Quick Reference Table
| Technique | Best For | Speedup | Downside |
|---|---|---|---|
| Offline preprocessing | Fixed transforms that repeat each epoch | Large | Extra disk space needed |
| Multiple num_workers | All datasets | 2 to 4x | More CPU and RAM usage |
| pin_memory | Training on GPU | Moderate | Slightly more RAM |
| Prefetching | All GPU training | Significant | Slightly more memory |
| Memory caching | Small datasets that fit in RAM | Fastest option | Requires enough RAM |
| Disk caching | Large datasets with expensive preprocessing | Good | Disk space and first-pass time |
| Streaming | Datasets too large to store locally | Manageable | Network dependent, no random access |
- A slow data pipeline is one of the most common reasons a GPU is underutilised. The goal is to make data arrive faster than the GPU can consume it.

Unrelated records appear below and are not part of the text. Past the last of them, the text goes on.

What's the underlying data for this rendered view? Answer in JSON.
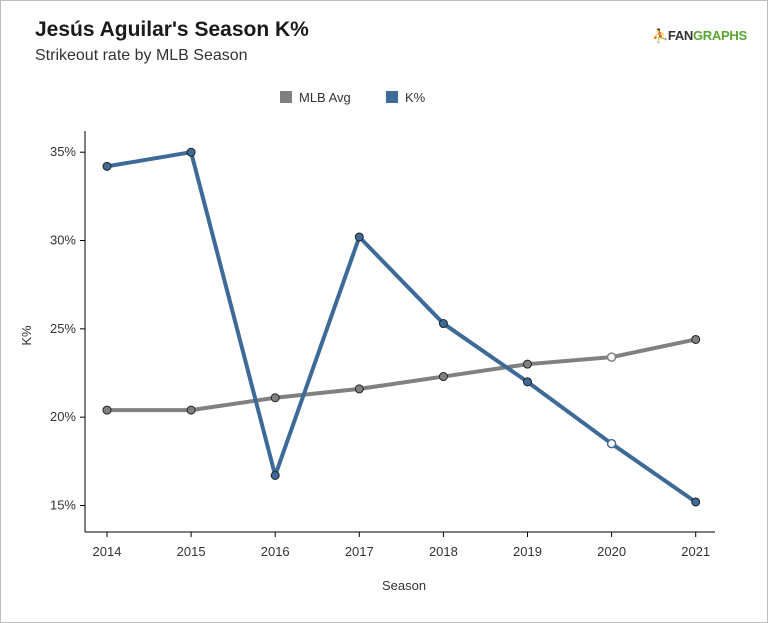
{
  "header": {
    "title": "Jesús Aguilar's Season K%",
    "subtitle": "Strikeout rate by MLB Season",
    "logo_text_a": "FAN",
    "logo_text_b": "GRAPHS"
  },
  "colors": {
    "mlb_avg": "#808080",
    "k_pct": "#3d6a97",
    "logo_green": "#59a632",
    "axis": "#000000"
  },
  "chart_data": {
    "type": "line",
    "xlabel": "Season",
    "ylabel": "K%",
    "x": [
      2014,
      2015,
      2016,
      2017,
      2018,
      2019,
      2020,
      2021
    ],
    "ylim": [
      13.5,
      36.2
    ],
    "yticks": [
      15,
      20,
      25,
      30,
      35
    ],
    "ytick_labels": [
      "15%",
      "20%",
      "25%",
      "30%",
      "35%"
    ],
    "grid": false,
    "legend_position": "top-center",
    "series": [
      {
        "name": "MLB Avg",
        "color": "#808080",
        "values": [
          20.4,
          20.4,
          21.1,
          21.6,
          22.3,
          23.0,
          23.4,
          24.4
        ],
        "hollow_points": [
          2020
        ]
      },
      {
        "name": "K%",
        "color": "#3d6a97",
        "values": [
          34.2,
          35.0,
          16.7,
          30.2,
          25.3,
          22.0,
          18.5,
          15.2
        ],
        "hollow_points": [
          2020
        ]
      }
    ]
  }
}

- Offline preprocessing means doing your fixed transforms once and saving the results to disk. This saves you from repeating the same work every epoch.
- Online preprocessing (done live each epoch) is necessary for random augmentations like flips and colour jitter, because they need to be different each time.
- Always normalise your inputs. It makes training faster and more stable, and is almost never optional for real models.
- Set num_workers to at least half your CPU core count to load data in parallel. This one change can eliminate your data bottleneck completely on a fast machine.
- Use pin_memory=True and persistent_workers=True in your DataLoader when training on GPU. They reduce data transfer overhead with barely any downside.
- Prefetching overlaps data loading with model training. Always use it. In PyTorch set it up with a prefetcher class. In TensorFlow use .prefetch(tf.data.AUTOTUNE).
- Use memory caching if the dataset fits in RAM. Use disk caching if preprocessing is expensive. Use streaming if the dataset is too large to store at all.
- Stack these techniques. The biggest wins come from combining offline preprocessing, multiple workers, pinned memory and prefetching together.